Tata Swach
- Type: Subsidiary
- Industry: Retail
- Products: Water Filter Products
- Parent: Tata Chemicals
- Website: www.tataswach.com

= Tata Swach =

Water purifier

The Tata Swach is a water purifier developed by Tata Chemicals, a part of the Tata group in India. Swach was designed as a low-cost purifier for Indian low-income groups, who lack access to safe drinking water. The product is sold in three variants as Tata Swach, Tata Swach Smart and Tata Swach Smart Magic.
==Product development==
Tata Swach was designed by Tata Research, Development and Design Centre (TRDDC) and Tata Chemicals with contributions from other Tata group companies. In 2004 the company developed a water purifier called Sujal. Tata Consultancy Services deployed thousands of these filters in the Indian Ocean tsunami disaster of 2004 as part of its relief activities.

Sujal was a very basic low-cost model which used rice-husk ash (produced from heating rice husk in combination with pebbles and cement). Activated silica and carbon is present in the ash; silica can reduce the turbidity of water, while activated carbon binds with and absorbs non-polar impurities (such as pesticides and fertilisers). However, the purification system did not have bacteriostatic or bactericidal properties, and it was incapable of removing impurities such as lithium, alcohols, ammonia, strong acids and bases or inorganic substances like sodium, lead, iron, arsenic and nitrates.
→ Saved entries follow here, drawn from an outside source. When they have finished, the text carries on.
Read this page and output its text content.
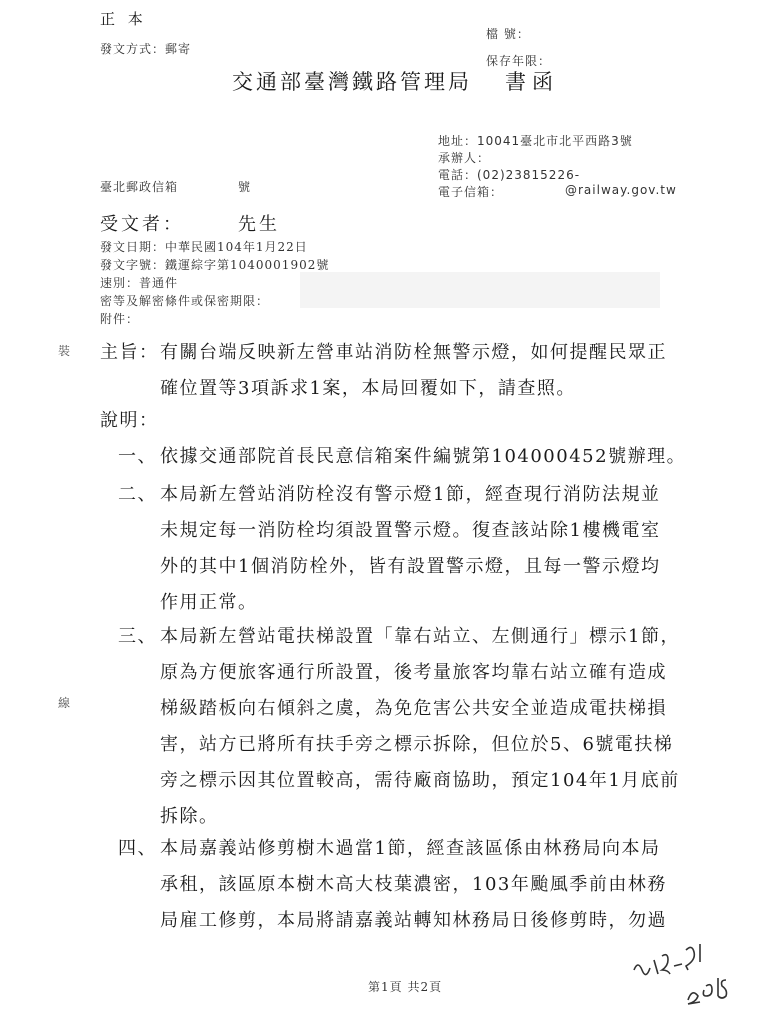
正 本
發文方式：郵寄
檔 號：
保存年限：
交通部臺灣鐵路管理局 書函
地址：10041臺北市北平西路3號
承辦人：
電話：(02)23815226-
電子信箱：	@railway.gov.tw
臺北郵政信箱	號
受文者：	先生
發文日期：中華民國104年1月22日
發文字號：鐵運綜字第1040001902號
速別：普通件
密等及解密條件或保密期限：
附件：
裝
線
主旨： 有關台端反映新左營車站消防栓無警示燈，如何提醒民眾正
確位置等3項訴求1案，本局回覆如下，請查照。
說明：
一、 依據交通部院首長民意信箱案件編號第104000452號辦理。
二、 本局新左營站消防栓沒有警示燈1節，經查現行消防法規並
未規定每一消防栓均須設置警示燈。復查該站除1樓機電室
外的其中1個消防栓外，皆有設置警示燈，且每一警示燈均
作用正常。
三、 本局新左營站電扶梯設置「靠右站立、左側通行」標示1節，
原為方便旅客通行所設置，後考量旅客均靠右站立確有造成
梯級踏板向右傾斜之虞，為免危害公共安全並造成電扶梯損
害，站方已將所有扶手旁之標示拆除，但位於5、6號電扶梯
旁之標示因其位置較高，需待廠商協助，預定104年1月底前
拆除。
四、 本局嘉義站修剪樹木過當1節，經查該區係由林務局向本局
承租，該區原本樹木高大枝葉濃密，103年颱風季前由林務
局雇工修剪，本局將請嘉義站轉知林務局日後修剪時，勿過
第1頁 共2頁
Dr. Muraly Sastry, Chief Scientific Officer of Tata Chemicals, confirmed that even though Sujal could successfully remove the odour, colour and particulate matter from impure water, many pathogens could not be eliminated.

To address these concerns, the Swach product was conceptualised by Tata Consultancy Services and produced by Tata Chemicals. Titan Industries contributed to the development of special assembly presses for mass production of the units.
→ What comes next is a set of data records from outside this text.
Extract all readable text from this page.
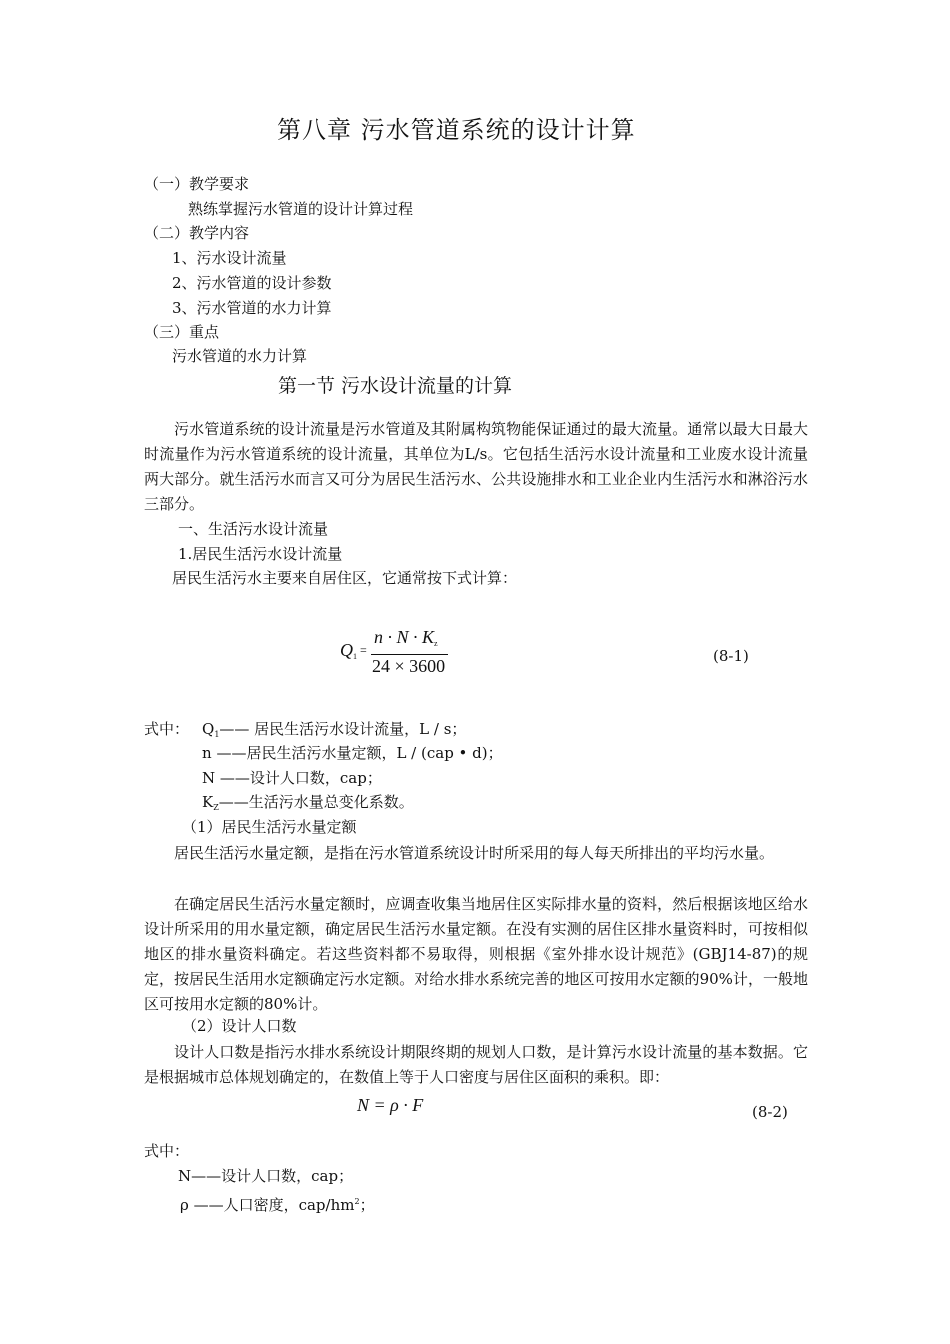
第八章 污水管道系统的设计计算
（一）教学要求
熟练掌握污水管道的设计计算过程
（二）教学内容
1、污水设计流量
2、污水管道的设计参数
3、污水管道的水力计算
（三）重点
污水管道的水力计算
第一节 污水设计流量的计算
污水管道系统的设计流量是污水管道及其附属构筑物能保证通过的最大流量。通常以最大日最大时流量作为污水管道系统的设计流量，其单位为L/s。它包括生活污水设计流量和工业废水设计流量两大部分。就生活污水而言又可分为居民生活污水、公共设施排水和工业企业内生活污水和淋浴污水三部分。
一、生活污水设计流量
1.居民生活污水设计流量
居民生活污水主要来自居住区，它通常按下式计算：
$Q_1$ =
$n \cdot N \cdot K_z$
24 × 3600	(8-1)
式中： $Q_1——$ 居民生活污水设计流量，L / s；
n ——居民生活污水量定额，L / (cap • d)；
N ——设计人口数，cap；
$K_Z——$生活污水量总变化系数。
（1）居民生活污水量定额
居民生活污水量定额，是指在污水管道系统设计时所采用的每人每天所排出的平均污水量。
在确定居民生活污水量定额时，应调查收集当地居住区实际排水量的资料，然后根据该地区给水设计所采用的用水量定额，确定居民生活污水量定额。在没有实测的居住区排水量资料时，可按相似地区的排水量资料确定。若这些资料都不易取得，则根据《室外排水设计规范》(GBJ14-87)的规定，按居民生活用水定额确定污水定额。对给水排水系统完善的地区可按用水定额的90%计，一般地区可按用水定额的80%计。
（2）设计人口数
设计人口数是指污水排水系统设计期限终期的规划人口数，是计算污水设计流量的基本数据。它是根据城市总体规划确定的，在数值上等于人口密度与居住区面积的乘积。即：
N = ρ · F	(8-2)
式中：
N——设计人口数，cap；
ρ ——人口密度，cap/$hm^2$；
===Nanotech purification technology===
In the Tata Swach design, water purification is carried out using processed rice husk ash impregnated with nano (1 x 10) silver particles for purifying the water and to destroy disease causing bacteria, germs and other organisms. The bacteriostatic and bactericidal properties of silver are attributed to its ability to react with the sulphhydryl (-SH) groups in the bacterial cells that produces the structural changes in bacterial cell membranes and interacts with nucleic acids. The nano sized particles help in increasing the surface area so that the bacteria get enough reaction time.
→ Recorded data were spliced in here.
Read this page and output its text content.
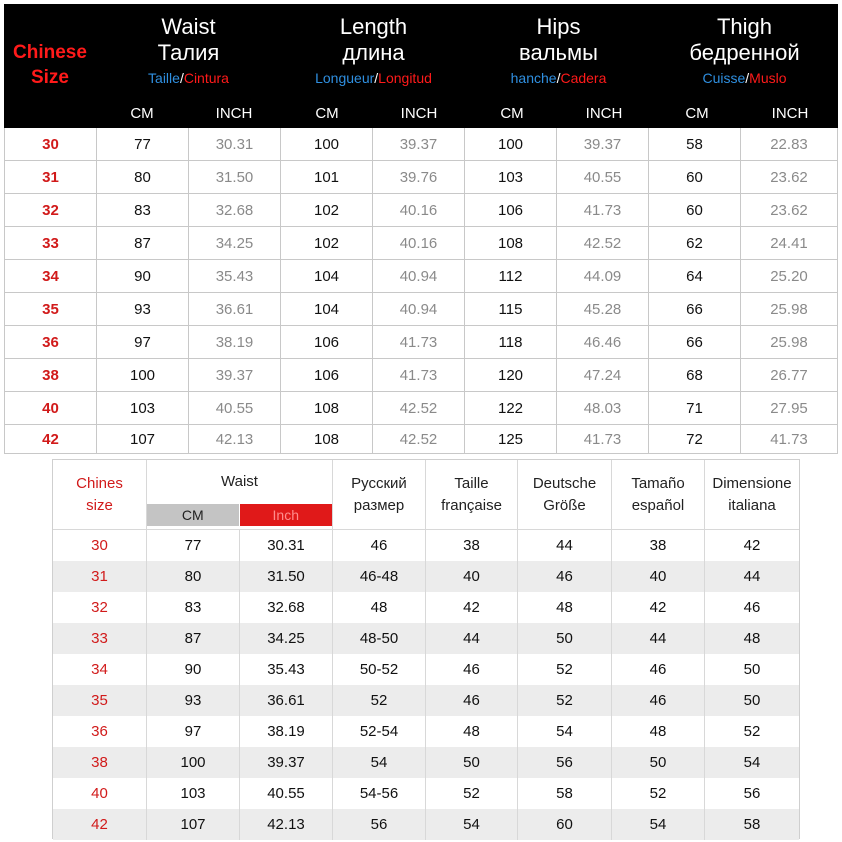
Chinese
Size
Waist
Талия
Taille/Cintura
Length
длина
Longueur/Longitud
Hips
вальмы
hanche/Cadera
Thigh
бедренной
Cuisse/Muslo
CM	INCH	CM	INCH	CM	INCH	CM	INCH
30	77	30.31	100	39.37	100	39.37	58	22.83
31	80	31.50	101	39.76	103	40.55	60	23.62
32	83	32.68	102	40.16	106	41.73	60	23.62
33	87	34.25	102	40.16	108	42.52	62	24.41
34	90	35.43	104	40.94	112	44.09	64	25.20
35	93	36.61	104	40.94	115	45.28	66	25.98
36	97	38.19	106	41.73	118	46.46	66	25.98
38	100	39.37	106	41.73	120	47.24	68	26.77
40	103	40.55	108	42.52	122	48.03	71	27.95
42	107	42.13	108	42.52	125	41.73	72	41.73
Chines
size
Waist
CM	Inch
Русский
размер
Taille
française
Deutsche
Größe
Tamaño
español
Dimensione
italiana
30	77	30.31	46	38	44	38	42
31	80	31.50	46-48	40	46	40	44
32	83	32.68	48	42	48	42	46
33	87	34.25	48-50	44	50	44	48
34	90	35.43	50-52	46	52	46	50
35	93	36.61	52	46	52	46	50
36	97	38.19	52-54	48	54	48	52
38	100	39.37	54	50	56	50	54
40	103	40.55	54-56	52	58	52	56
42	107	42.13	56	54	60	54	58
The Swach can purify water at the rate of about 3 to 4 L every hour. The purifier consists of two parts; an upper reservoir where the untreated water enters and a lower middle portion with a bulb to which the cartridge can be attached. Another reservoir is placed at the lower end, which collects purified water. The two chambers are stackable and arranged so that the entire system can function on gravity. The Tata Swach Smart is a variant with a more compact design, holding 15 L.

===Tata Swach Bulb===
Tata Swach Bulb is the main purifying unit of the product. The Swach Bulb, depending on the quality of water, can purify about 3000 L of water, after which the bulb must be replaced. The bulb has a "fuse" indicating when a cartridge change is required.